The purpose of the Compensation Committee (the "Committee")
of the Board of Directors (the "Board") of Vector
Group Ltd. (the "Company") is to discharge the Board's
responsibilities relating to compensation of the Company's executives
and to produce an annual report on executive compensation for
inclusion in the Company's proxy statement, in accordance with
the rules and regulations of the Securities and Exchange Commission
(the "SEC").
The Committee shall consist solely of two or more members
of the Board, each of whom the Board has determined has no material
relationship with the Company and each of whom is otherwise
"independent" under the rules of the New York Stock
Exchange, Inc.
Members shall be appointed by the Board, and shall serve at
the pleasure of the Board and for such term or terms as the
Board may determine.
The Board shall designate one member of the Committee as its
Chair. The Committee shall meet in person or telephonically
at least twice a year at a time and place determined by the
Committee Chair, with further meetings to occur, or actions
to be taken by unanimous written consent, when deemed necessary
or desirable by the Committee or its Chair.
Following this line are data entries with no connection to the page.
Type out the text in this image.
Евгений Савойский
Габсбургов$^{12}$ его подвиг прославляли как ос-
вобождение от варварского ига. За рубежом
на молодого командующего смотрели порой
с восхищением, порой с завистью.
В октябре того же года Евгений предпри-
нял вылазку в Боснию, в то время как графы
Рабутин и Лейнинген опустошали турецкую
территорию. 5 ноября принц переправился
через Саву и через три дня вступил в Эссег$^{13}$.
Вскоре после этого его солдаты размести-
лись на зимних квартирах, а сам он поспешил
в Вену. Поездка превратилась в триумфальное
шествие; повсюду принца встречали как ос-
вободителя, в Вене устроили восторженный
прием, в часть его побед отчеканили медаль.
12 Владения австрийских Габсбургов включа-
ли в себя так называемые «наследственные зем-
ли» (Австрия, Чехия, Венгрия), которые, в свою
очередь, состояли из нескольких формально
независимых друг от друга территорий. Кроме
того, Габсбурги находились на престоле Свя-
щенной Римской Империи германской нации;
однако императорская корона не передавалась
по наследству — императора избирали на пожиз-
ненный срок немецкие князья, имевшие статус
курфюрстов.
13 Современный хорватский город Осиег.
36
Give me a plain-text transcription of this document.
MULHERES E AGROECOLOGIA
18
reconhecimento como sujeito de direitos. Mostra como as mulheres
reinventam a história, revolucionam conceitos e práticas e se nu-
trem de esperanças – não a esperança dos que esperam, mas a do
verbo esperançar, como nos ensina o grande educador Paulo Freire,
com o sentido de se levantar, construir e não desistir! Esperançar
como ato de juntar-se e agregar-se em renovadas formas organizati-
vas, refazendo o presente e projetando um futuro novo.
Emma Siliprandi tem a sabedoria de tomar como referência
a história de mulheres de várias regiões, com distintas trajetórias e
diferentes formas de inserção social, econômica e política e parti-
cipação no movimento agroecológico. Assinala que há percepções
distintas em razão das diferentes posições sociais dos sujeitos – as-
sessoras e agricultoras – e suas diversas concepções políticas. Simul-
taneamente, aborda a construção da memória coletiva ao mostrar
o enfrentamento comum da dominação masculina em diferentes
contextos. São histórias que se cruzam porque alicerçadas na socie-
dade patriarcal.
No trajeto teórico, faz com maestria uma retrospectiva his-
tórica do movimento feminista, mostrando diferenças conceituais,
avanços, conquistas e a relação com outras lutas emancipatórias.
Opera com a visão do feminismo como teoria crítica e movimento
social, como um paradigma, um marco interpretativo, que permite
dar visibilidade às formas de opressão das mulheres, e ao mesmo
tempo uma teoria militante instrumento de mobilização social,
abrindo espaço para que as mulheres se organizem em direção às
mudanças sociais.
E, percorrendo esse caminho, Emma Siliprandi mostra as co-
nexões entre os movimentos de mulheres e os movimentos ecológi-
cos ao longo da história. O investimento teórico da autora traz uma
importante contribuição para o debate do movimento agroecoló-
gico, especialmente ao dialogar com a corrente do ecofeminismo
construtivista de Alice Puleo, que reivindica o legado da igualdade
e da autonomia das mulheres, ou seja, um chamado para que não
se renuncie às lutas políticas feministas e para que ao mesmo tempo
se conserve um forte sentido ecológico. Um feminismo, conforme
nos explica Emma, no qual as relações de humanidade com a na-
The Committee may invite such members of management to its
meetings as it may deem desirable or appropriate, consistent
with the maintenance of the confidentiality of compensation
discussions. The Company's Chief Executive Officer ("CEO")
should not attend any meeting where the CEO's performance or
compensation are discussed, unless specifically invited by the
Committee.
The Committee shall have direct responsibility to:
- In consultation with senior management, establish the Company's
general compensation philosophy, and oversee the development
and implementation of compensation programs.
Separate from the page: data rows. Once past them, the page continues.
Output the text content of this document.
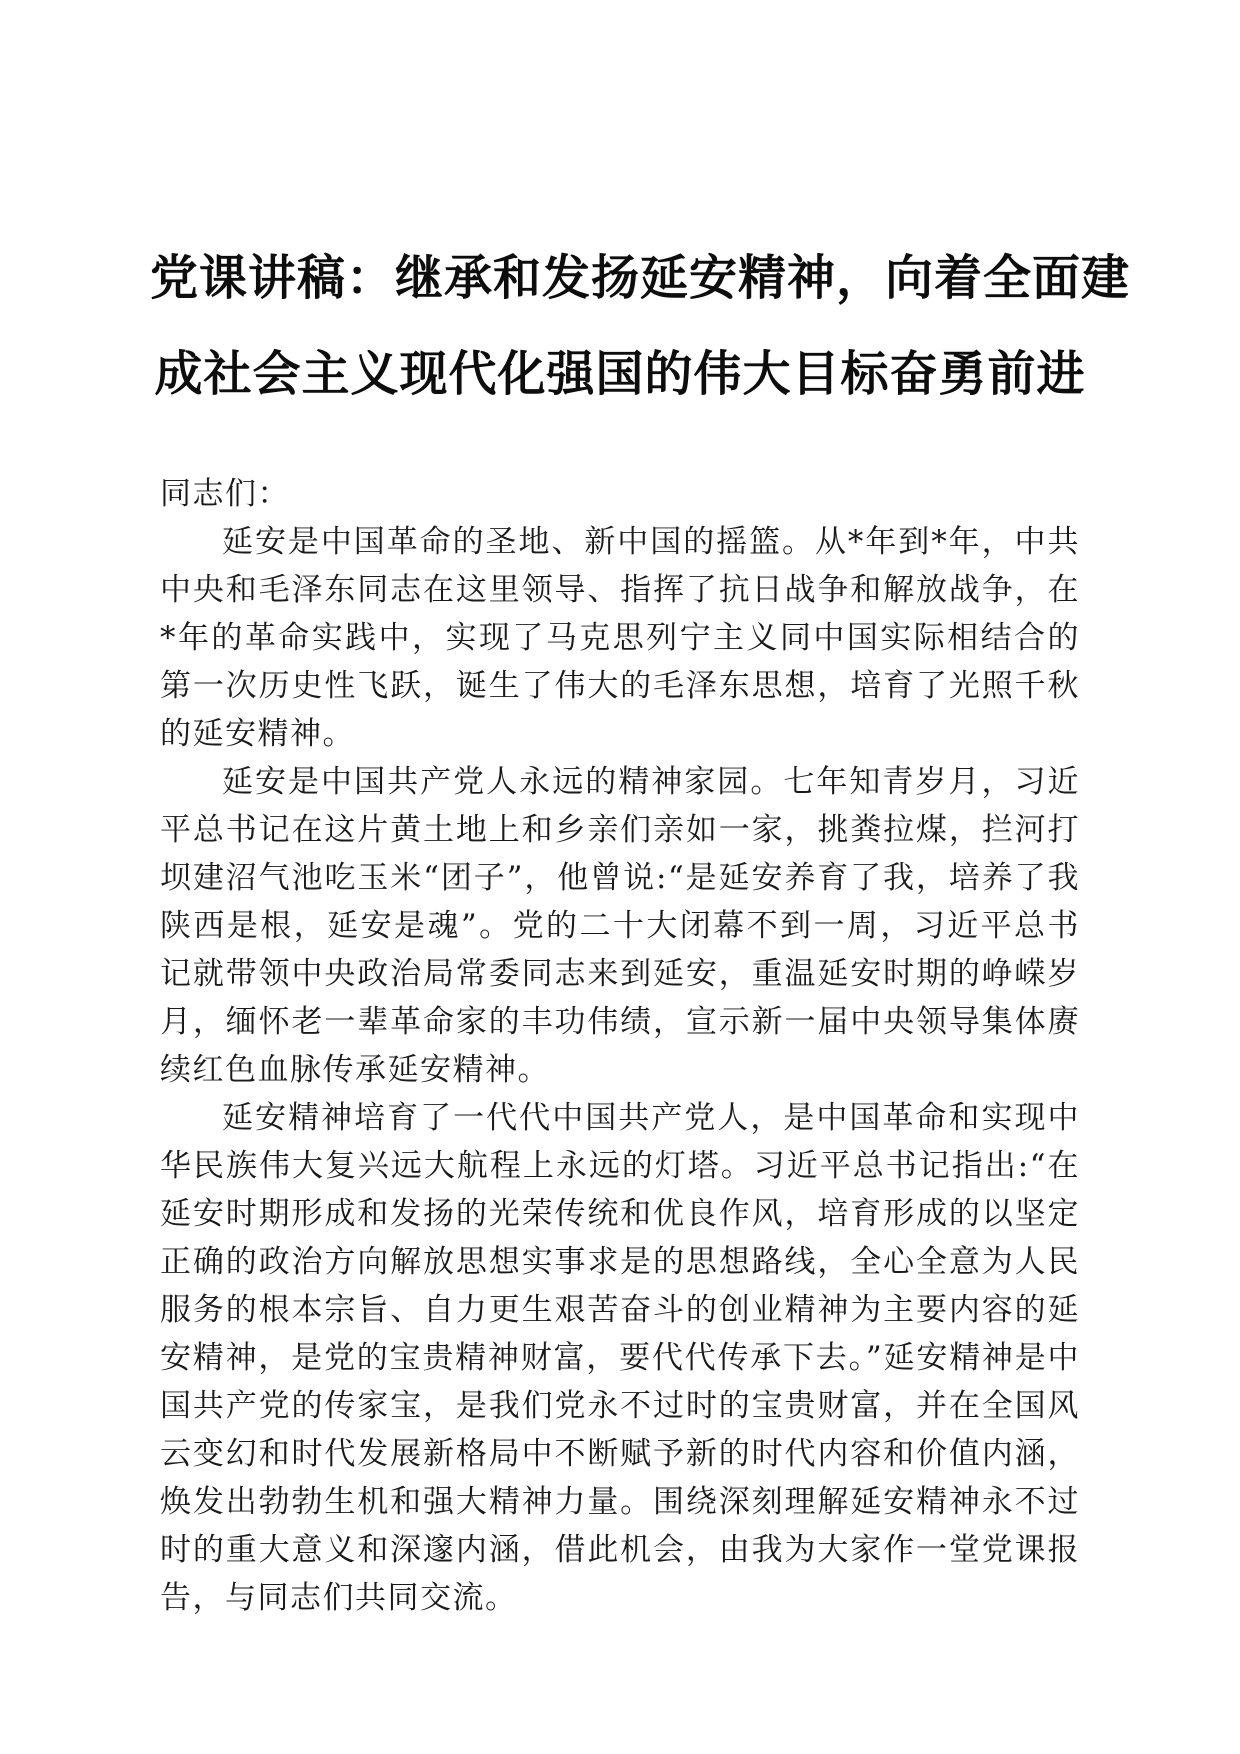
党课讲稿：继承和发扬延安精神，向着全面建
成社会主义现代化强国的伟大目标奋勇前进

同志们：

延安是中国革命的圣地、新中国的摇篮。从*年到*年，中共中央和毛泽东同志在这里领导、指挥了抗日战争和解放战争，在*年的革命实践中，实现了马克思列宁主义同中国实际相结合的第一次历史性飞跃，诞生了伟大的毛泽东思想，培育了光照千秋的延安精神。

延安是中国共产党人永远的精神家园。七年知青岁月，习近平总书记在这片黄土地上和乡亲们亲如一家，挑粪拉煤，拦河打坝建沼气池吃玉米“团子”，他曾说:“是延安养育了我，培养了我陕西是根，延安是魂”。党的二十大闭幕不到一周，习近平总书记就带领中央政治局常委同志来到延安，重温延安时期的峥嵘岁月，缅怀老一辈革命家的丰功伟绩，宣示新一届中央领导集体赓续红色血脉传承延安精神。

延安精神培育了一代代中国共产党人，是中国革命和实现中华民族伟大复兴远大航程上永远的灯塔。习近平总书记指出:“在延安时期形成和发扬的光荣传统和优良作风，培育形成的以坚定正确的政治方向解放思想实事求是的思想路线，全心全意为人民服务的根本宗旨、自力更生艰苦奋斗的创业精神为主要内容的延安精神，是党的宝贵精神财富，要代代传承下去。”延安精神是中国共产党的传家宝，是我们党永不过时的宝贵财富，并在全国风云变幻和时代发展新格局中不断赋予新的时代内容和价值内涵，焕发出勃勃生机和强大精神力量。围绕深刻理解延安精神永不过时的重大意义和深邃内涵，借此机会，由我为大家作一堂党课报告，与同志们共同交流。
- Review and approve corporate goals and objectives relevant
to the compensation of the CEO, evaluate the performance of
the CEO in light of those goals and objectives, and determine
and approve the CEO's compensation level based on this evaluation.
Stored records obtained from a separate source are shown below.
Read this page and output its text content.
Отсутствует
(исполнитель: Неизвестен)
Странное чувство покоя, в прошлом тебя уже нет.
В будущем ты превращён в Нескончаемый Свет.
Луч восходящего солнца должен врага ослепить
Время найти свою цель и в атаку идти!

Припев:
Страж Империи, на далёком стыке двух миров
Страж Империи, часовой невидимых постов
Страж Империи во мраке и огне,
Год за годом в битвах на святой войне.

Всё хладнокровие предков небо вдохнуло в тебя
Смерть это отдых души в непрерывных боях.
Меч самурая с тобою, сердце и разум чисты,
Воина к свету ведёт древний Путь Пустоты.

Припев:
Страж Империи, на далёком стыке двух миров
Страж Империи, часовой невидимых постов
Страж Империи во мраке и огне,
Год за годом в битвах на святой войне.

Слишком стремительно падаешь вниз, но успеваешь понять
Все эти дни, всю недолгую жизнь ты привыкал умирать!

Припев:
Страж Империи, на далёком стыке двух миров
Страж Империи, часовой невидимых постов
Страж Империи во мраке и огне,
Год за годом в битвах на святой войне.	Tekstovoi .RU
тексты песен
In determining the long-term incentive component of CEO compensation,
the Committee should consider, among other factors, the Company's
performance and relative shareholder return, the value of
similar incentive awards to CEOs at comparable companies,
the awards given to the CEO in past years and such other factors
as the Committee may deem relevant.
- Review and approve compensation programs applicable to the
executive officers of the Company, and oversee regulatory
compliance with respect to compensation matters.
- Administer the Company's 1998 and 1999 Long-Term Incentive
Plans and approve such awards thereunder as the Committee
deems appropriate.
- Approve any new equity compensation plan or any material
change to an existing plan where shareholder approval has
not been obtained, make recommendations to the Board with
respect to the Company's non-CEO compensation plans, incentive
compensation plans and equity-based plans, oversee the activities
of the individuals and committees responsible for administering
these plans, and discharge any responsibilities imposed on
the Committee by any of these plans.
- Review and approve any severance or similar termination
payments proposed to be made to any current or former executive
officer of the Company.
- Prepare and issue the evaluations and reports required under
"Committee Reports" below.
- Perform any other responsibilities expressly delegated to
the Committee by the Board from time to time relating to the
Company's compensation programs.
The Committee may, in its discretion, delegate all or a portion
of its responsibilities to a subcommittee of the Committee.
In particular, the Committee may delegate the approval of certain
transactions to a subcommittee consisting solely of members
of the Committee who are (i) "Non-Employee Directors"
for the purposes of Rule 16b-3 under the Securities Exchange
Act of 1934, as in effect from time to time, and (ii) "outside
directors" for the purposes of Section 162(m) of the Internal
Revenue Code, as in effect from time to time.
The Committee shall prepare the following reports and provide
them to the Board.
- An annual Report of the Compensation Committee on Executive
Compensation for inclusion in the Company's annual proxy statement
in accordance with applicable SEC rules and regulations.
- An annual performance evaluation of the Committee, which
evaluation shall compare the performance of the Committee
with the requirements of this charter. The performance evaluation
should also recommend to the Board any improvements to the
Committee's charter deemed necessary or desirable by the Committee.
The performance evaluation by the Committee shall be conducted
in such manner as the Committee deems appropriate. The report
to the Board may take the form of an oral report by the Chair
of the Committee or any other member of the Committee designated
by the Committee to make this report.
- A summary of the actions taken at each Committee meeting,
which shall be presented to the Board at the next Board meeting.
The Committee shall have the resources and authority appropriate
to discharge its responsibilities, including the authority to
select, retain, terminate, and approve the fees and other retention
terms of special counsel or other experts or consultants, as
it deems appropriate, without seeking approval of the Board
or management. With respect to compensation consultants used
to assist in the evaluation of CEO, executive officer or director
compensation, this authority shall be vested solely in the Committee.